The world of patient care today consists of one provider surrounded by a patient panel, but soon, that will shift to a "building a team around a population of one — the patient."
That's according to Ted Johnson, group vice president for Hospital Corporation of America’s (HCA) Physician Services Group. HCA operates 170 hospitals in the U.S. as well as more than 800 affiliated practices, overseeing a total of more than 3,700 providers.
That breadth of care is made possible through the integration of non-physician providers (NPPs), which the organization has seen grow from a workforce of 250 three years ago to its current level of 850.
"NPPs are our fastest growing area of employment," Johnson said at his session on integrating NPPs into healthcare environments at this year's Medical Group Management Association (MGMA) Annual Conference in Nashville, Tenn. , on Wednesday (Oct. 13). "Clearly, the literature is not new that there is a clear and present threat in the reducing number of [physicians] available with an aging population requiring healthcare."
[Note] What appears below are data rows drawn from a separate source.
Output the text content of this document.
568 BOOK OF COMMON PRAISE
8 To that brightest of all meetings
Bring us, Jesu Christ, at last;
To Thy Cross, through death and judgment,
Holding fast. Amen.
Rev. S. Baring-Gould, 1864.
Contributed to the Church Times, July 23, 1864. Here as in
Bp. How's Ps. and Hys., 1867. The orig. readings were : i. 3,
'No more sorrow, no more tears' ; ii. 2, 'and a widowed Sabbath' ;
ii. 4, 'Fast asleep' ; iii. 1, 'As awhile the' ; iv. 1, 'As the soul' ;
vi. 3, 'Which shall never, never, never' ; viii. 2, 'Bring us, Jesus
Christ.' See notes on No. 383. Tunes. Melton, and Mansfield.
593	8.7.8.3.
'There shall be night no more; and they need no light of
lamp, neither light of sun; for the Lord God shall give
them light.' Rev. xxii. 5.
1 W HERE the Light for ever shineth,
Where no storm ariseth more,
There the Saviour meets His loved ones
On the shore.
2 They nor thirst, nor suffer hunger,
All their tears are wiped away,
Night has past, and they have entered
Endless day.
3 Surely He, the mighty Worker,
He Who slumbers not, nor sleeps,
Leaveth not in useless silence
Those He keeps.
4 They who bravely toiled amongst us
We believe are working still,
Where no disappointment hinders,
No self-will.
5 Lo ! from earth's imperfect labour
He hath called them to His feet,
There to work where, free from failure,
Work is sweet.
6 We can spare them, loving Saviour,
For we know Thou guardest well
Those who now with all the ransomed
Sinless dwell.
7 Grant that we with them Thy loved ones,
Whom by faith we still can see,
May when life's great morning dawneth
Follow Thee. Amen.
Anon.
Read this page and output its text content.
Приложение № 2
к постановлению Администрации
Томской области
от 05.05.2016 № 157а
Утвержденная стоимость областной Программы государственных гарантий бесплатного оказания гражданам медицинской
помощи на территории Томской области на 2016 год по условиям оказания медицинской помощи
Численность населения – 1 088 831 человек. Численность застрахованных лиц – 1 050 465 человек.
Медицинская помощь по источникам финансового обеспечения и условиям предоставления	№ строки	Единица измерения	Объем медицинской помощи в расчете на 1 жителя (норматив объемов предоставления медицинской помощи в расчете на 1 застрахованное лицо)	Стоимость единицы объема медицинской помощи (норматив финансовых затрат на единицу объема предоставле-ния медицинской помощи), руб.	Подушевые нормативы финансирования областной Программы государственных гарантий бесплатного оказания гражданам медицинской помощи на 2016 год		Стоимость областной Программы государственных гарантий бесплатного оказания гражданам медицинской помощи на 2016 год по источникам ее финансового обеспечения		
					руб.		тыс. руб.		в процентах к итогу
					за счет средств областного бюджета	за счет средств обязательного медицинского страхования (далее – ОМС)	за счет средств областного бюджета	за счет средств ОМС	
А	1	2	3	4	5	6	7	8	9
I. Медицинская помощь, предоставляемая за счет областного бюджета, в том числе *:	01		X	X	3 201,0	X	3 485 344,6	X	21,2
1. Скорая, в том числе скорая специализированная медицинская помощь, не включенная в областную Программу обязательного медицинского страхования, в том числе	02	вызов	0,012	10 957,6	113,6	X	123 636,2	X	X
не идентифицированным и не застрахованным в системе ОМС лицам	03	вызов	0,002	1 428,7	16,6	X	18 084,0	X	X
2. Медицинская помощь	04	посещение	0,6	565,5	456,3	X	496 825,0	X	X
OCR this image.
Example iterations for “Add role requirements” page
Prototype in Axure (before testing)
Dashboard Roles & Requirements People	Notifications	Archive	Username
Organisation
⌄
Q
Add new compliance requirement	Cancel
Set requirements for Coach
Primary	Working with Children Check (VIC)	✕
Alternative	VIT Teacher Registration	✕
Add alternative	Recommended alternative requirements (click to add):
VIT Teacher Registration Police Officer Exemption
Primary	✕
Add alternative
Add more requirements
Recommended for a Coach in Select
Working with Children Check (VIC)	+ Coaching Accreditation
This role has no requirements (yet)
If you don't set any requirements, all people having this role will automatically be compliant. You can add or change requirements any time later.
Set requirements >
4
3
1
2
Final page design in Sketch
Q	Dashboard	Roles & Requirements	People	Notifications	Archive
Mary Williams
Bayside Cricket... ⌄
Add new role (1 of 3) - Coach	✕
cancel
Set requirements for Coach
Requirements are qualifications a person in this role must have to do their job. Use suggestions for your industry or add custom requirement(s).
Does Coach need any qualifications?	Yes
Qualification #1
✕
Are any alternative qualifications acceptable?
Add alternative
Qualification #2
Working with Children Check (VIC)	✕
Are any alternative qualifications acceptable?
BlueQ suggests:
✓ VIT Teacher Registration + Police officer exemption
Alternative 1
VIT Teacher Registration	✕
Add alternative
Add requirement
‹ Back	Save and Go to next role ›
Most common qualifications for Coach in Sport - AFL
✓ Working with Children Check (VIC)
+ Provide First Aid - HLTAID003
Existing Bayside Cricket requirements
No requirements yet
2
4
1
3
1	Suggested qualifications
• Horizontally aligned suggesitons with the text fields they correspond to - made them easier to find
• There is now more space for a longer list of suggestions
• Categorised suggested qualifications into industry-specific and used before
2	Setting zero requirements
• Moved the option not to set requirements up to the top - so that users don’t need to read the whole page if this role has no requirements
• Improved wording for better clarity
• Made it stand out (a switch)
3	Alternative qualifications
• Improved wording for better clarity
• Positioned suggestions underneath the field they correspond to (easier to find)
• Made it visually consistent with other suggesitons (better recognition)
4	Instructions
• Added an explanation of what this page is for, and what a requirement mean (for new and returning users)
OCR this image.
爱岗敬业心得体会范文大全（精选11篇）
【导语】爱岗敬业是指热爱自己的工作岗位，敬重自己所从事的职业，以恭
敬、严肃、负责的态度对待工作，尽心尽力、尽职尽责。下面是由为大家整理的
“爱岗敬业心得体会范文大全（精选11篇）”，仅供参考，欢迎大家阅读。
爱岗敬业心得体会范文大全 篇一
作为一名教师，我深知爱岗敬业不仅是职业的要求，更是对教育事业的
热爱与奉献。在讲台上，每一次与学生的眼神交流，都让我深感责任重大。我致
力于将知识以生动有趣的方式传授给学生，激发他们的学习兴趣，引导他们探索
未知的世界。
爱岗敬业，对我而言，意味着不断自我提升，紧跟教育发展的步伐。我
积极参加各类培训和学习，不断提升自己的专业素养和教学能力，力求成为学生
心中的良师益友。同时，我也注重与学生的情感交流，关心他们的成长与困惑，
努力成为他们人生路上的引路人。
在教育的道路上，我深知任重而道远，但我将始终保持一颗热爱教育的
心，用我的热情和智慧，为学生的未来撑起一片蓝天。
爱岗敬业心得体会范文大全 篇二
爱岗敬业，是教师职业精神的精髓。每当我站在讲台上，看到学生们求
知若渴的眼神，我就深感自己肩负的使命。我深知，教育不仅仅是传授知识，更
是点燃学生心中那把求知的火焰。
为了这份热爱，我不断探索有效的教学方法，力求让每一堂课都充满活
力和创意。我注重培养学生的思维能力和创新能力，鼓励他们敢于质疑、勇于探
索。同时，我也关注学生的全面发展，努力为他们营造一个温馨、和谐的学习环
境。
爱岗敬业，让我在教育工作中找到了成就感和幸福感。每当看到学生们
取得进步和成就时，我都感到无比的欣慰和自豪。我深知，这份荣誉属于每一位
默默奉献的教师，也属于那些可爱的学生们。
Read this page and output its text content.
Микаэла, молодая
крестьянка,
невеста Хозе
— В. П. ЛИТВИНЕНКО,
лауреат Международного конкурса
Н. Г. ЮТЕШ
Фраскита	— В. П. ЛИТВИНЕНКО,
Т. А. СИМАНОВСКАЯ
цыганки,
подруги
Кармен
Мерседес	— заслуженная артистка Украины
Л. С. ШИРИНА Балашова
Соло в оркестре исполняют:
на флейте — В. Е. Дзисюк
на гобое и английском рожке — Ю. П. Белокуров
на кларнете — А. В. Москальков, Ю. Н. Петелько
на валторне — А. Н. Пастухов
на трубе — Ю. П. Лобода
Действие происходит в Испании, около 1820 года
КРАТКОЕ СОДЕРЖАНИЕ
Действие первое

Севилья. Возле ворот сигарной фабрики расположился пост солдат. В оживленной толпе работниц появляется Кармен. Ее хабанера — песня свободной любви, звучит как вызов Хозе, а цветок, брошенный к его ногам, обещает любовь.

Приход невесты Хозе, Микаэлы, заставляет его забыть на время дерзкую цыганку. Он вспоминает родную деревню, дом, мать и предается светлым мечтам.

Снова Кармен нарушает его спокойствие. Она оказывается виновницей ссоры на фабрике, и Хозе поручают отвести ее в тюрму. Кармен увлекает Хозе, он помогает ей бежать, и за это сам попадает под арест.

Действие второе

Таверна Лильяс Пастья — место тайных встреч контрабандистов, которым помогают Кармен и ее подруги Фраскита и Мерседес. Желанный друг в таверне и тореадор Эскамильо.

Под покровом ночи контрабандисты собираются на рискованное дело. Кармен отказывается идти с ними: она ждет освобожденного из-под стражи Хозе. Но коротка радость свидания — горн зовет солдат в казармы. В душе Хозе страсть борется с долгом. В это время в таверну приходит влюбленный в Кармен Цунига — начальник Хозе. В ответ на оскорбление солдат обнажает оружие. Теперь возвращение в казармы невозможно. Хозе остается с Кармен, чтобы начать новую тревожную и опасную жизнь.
Add to that government regulations encouraging team-based care and changing consumer behaviors toward immediate access, the need for additional staffing at medical practice and health systems is growing. NPPs have and can continue to fill those needs, Johnson said.
"[Rather than] having a panel [of patients] and a provider, we are building teams of providers around the patient and providing the patient with solutions for their care," he said. "…It is no more provider-centric, but instead, a team of people who can deal with the portfolio of issues," patients have, ranging from a simple refill request to more complex visits.
While ideal in theory, creating this shift also has to make business sense. Johnson notes that while his firm is committed to "NPPs performing at the top of their license as independently as possible," he also has to justify hiring someone. That justification takes shape if he can calculate that the cost of hiring an NPP will result in twice their salary in added revenue.
"Below that, we have to ask what is needed: Is the need there or is it a 'lifestyle enhancement' for a physician? … I don't want it to be the case where we add an NPP to a physician who is in the 35th percentile of productivity and remains there after the hire. We need to get to a higher threshold [of productivity]," Johnson said.
That also includes structuring compensation correctly for NPPs, he added. While it may be easier to tie productivity to compensation in primary care, the same can't be seen for surgical and other specialties. So it's very important that practices find a way to measure what NPPs do, how that ties to physician productivity, "and create incentives to give them the desire to make the physician more productive," Johnson advised.
And while integrating an NPP into practice is a balance of addressing access and capacity, it is also an issue of acceptance — especially when licensing and responsibilities for these various roles differ by state, from complete autonomy to heavy physician oversight.
"It really varies market to market," Johnson said. "But there are opportunities for us to education patients about what these providers bring tour practice and their care."